Les poissons-clowns savent compter, mais seulement pour repérer la concurrence
On peut dire que cette créature orange et blanche est l’un des poissons les plus reconnaissables, en grande partie grâce au film Le Monde de Nemo, sorti en 2001. Aujourd’hui, des scientifiques ont découvert qu’ils se reconnaissent également entre eux, en comptant les bandes blanches le long de leurs flancs, afin de harceler sans relâche leurs congénères hors de leur espace.
Image d’entête : poissons-clown à trois bandes dans leur anémone. (OIST)
Les chercheurs du Collège doctoral de science et technologie d’Okinawa (OIST/ Japon) ont constaté que ces mignons poissons-clowns, ou Poisson-clown à trois bandes (Amphiprion ocellaris), acceptent les visiteurs dans leur communauté d’anémones, à condition qu’ils ne leur ressemblent pas. Malheureusement, il n’y a pas de fin au Disney, dans lequel les poissons apprennent à voir au-delà de la première impression et acceptent leur invité surprise. L’intrus à trois rayures sera plutôt agressivement mordu et chassé par l’alpha de la colonie.
Selon le premier auteur, Kina Hayashi, de l’unité Marine Eco-Evo-Devo de l’OIST :
La fréquence et la durée des comportements agressifs chez les poissons clowns étaient les plus élevées envers les poissons à trois bandes comme eux. La fréquence et la durée des comportements agressifs des poissons clowns étaient les plus élevées envers les poissons à trois bandes comme eux, tandis qu’elles étaient plus faibles envers les poissons à une ou deux barres et les plus faibles envers ceux sans barres verticales, ce qui suggère qu’ils sont capables de compter le nombre de barres afin de reconnaître l’espèce de l’intrus.
L’équipe a découvert ce comportement unique lors de deux expériences en laboratoire. Dans la première, des individus de différentes espèces de poissons-clowns, arborant donc différents nombres de rayures blanches, ont été placés dans des caisses à l’intérieur d’un aquarium abritant une colonie à trois bandes, et les chercheurs ont enregistré le temps qu’il fallait aux poissons de la colonie pour fixer le visiteur et l’encercler. Ensuite, la colonie a reçu des disques en plastique peints de manière réaliste pour ressembler à d’autres espèces de poissons-clowns, y compris la leur, et leur agressivité à l’égard des objets a été mesurée.
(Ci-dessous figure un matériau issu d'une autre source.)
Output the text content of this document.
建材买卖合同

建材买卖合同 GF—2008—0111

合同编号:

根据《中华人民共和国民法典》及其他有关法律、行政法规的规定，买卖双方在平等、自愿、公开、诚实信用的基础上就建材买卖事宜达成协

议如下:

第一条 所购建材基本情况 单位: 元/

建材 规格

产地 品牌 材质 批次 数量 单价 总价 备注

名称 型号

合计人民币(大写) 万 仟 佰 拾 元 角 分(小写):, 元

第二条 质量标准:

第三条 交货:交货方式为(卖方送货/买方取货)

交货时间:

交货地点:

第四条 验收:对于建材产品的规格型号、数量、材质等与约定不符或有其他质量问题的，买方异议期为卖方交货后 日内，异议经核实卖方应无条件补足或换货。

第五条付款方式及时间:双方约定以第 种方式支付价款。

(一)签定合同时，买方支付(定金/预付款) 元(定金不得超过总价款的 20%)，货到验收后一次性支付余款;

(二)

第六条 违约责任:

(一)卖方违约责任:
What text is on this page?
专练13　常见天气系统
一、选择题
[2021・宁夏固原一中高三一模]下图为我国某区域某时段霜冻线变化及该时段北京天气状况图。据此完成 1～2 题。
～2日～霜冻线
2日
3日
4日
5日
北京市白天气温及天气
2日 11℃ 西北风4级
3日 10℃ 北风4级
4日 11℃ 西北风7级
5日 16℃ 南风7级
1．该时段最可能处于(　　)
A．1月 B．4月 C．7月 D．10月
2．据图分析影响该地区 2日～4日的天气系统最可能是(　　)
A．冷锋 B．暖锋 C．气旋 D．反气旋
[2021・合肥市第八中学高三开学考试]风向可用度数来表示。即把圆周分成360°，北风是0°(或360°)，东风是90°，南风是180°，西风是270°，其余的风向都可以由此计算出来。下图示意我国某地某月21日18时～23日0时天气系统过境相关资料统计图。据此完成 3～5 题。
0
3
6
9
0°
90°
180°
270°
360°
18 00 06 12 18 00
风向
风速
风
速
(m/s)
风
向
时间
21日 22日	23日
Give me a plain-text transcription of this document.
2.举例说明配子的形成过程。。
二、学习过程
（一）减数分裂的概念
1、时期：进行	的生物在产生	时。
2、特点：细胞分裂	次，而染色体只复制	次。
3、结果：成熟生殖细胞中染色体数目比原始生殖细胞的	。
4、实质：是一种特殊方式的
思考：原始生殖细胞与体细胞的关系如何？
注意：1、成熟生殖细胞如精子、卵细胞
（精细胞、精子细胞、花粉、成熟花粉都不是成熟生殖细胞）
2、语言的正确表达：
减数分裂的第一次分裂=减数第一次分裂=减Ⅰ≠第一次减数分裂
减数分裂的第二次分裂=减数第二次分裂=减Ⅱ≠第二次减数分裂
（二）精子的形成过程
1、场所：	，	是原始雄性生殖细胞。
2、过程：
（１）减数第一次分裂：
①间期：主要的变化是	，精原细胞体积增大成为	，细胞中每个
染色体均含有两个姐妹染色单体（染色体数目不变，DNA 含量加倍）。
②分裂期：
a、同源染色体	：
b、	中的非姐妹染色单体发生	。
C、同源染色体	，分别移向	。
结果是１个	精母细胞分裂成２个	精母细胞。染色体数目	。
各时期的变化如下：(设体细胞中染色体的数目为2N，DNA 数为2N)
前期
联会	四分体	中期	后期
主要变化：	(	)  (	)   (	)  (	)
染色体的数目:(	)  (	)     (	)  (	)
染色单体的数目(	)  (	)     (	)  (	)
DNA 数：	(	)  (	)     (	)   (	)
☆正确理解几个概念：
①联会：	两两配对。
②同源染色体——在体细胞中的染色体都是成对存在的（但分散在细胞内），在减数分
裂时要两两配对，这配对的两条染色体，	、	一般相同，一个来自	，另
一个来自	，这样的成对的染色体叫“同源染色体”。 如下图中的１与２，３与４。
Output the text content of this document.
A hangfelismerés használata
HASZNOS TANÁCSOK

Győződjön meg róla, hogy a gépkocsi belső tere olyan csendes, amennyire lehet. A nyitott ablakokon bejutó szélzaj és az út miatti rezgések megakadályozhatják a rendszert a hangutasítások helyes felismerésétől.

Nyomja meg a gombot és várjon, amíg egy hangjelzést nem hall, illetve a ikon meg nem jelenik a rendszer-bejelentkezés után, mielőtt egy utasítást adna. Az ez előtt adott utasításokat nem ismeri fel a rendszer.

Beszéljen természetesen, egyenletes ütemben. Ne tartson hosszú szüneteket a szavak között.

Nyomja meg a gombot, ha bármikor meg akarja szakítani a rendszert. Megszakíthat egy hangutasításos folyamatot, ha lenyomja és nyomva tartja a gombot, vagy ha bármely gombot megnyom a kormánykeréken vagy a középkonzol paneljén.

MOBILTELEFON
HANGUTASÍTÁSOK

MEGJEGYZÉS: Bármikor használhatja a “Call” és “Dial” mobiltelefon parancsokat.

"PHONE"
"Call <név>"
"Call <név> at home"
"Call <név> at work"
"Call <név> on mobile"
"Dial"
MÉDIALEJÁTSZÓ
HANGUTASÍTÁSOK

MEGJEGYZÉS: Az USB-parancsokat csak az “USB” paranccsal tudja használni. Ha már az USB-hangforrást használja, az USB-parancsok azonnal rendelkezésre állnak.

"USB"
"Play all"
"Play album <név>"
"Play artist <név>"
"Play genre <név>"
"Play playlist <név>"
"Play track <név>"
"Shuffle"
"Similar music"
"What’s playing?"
Les faux poissons utilisés, à la place de la véritable espèce, pour tester l’agressivité d’une colonie de poissons-clowns envers les inconnus de leur propre espèce. (Kina Hayashi/ OIST)
Les poissons-clowns de l’aquarium se sont montrés les plus agressifs envers les poissons et les modèles à trois bandes, tandis que les attaques et les encerclements devenaient moins fréquents au fur et à mesure que le nombre de bandes blanches diminuait. Comme les poissons n’ont pas d’autres traits distinctifs, les chercheurs pensent que les poissons-clowns « comptent » les bandes blanches pour déterminer l’intensité de leur réaction agressive.
Dans le cadre de l’étude, ils ont également observé la hiérarchie rigide de la colonie. Dans la nature, une femelle alpha, qui a atteint la maturité nécessaire pour arborer les trois bandes et qui possède un léger avantage de taille, serait chargée d’attaquer les intrus. Bien que de jeunes poissons aient été utilisés dans cette expérience, l’équipe a constaté que les plus grands poissons jouaient le même rôle que l’alpha de la colonie.
Figure illustrant le comportement agressif de l’Amphiprion ocellaris, ou poisson clown, face à différentes espèces de poissons anémones, vivants ou modèles. (Kina Hayashi/ OIST)
Les poissons-clowns partagent l’une des plus fascinantes relations symbiotiques de la nature avec l’anémone (Heteractis magnifica). Celle-ci appartient à l’embranchement des cnidaires, qui comprend les méduses et les coraux. Comme ces animaux, elles possèdent de minuscules tentacules urticants, ou nématocystes, qui libèrent des composés toxiques sur les proies qui ne se doutent de rien. Cependant, comme le poisson-clown naît avec une solide armure de mucus qui, à l’âge adulte, est plusieurs fois plus épaisse que celle des autres poissons, il peut vivre tranquillement parmi les anémones, échangeant un abri contre des nutriments fournis par leurs déchets.
L’étude publiée dans le Journal of Experimental Biology : Counting Nemo: anemonefish Amphiprion ocellaris identify species by number of white bars et présentée sur le site du Collège doctoral de science et technologie d’Okinawa : Clown anemonefish seem to be counting bars and laying down the law.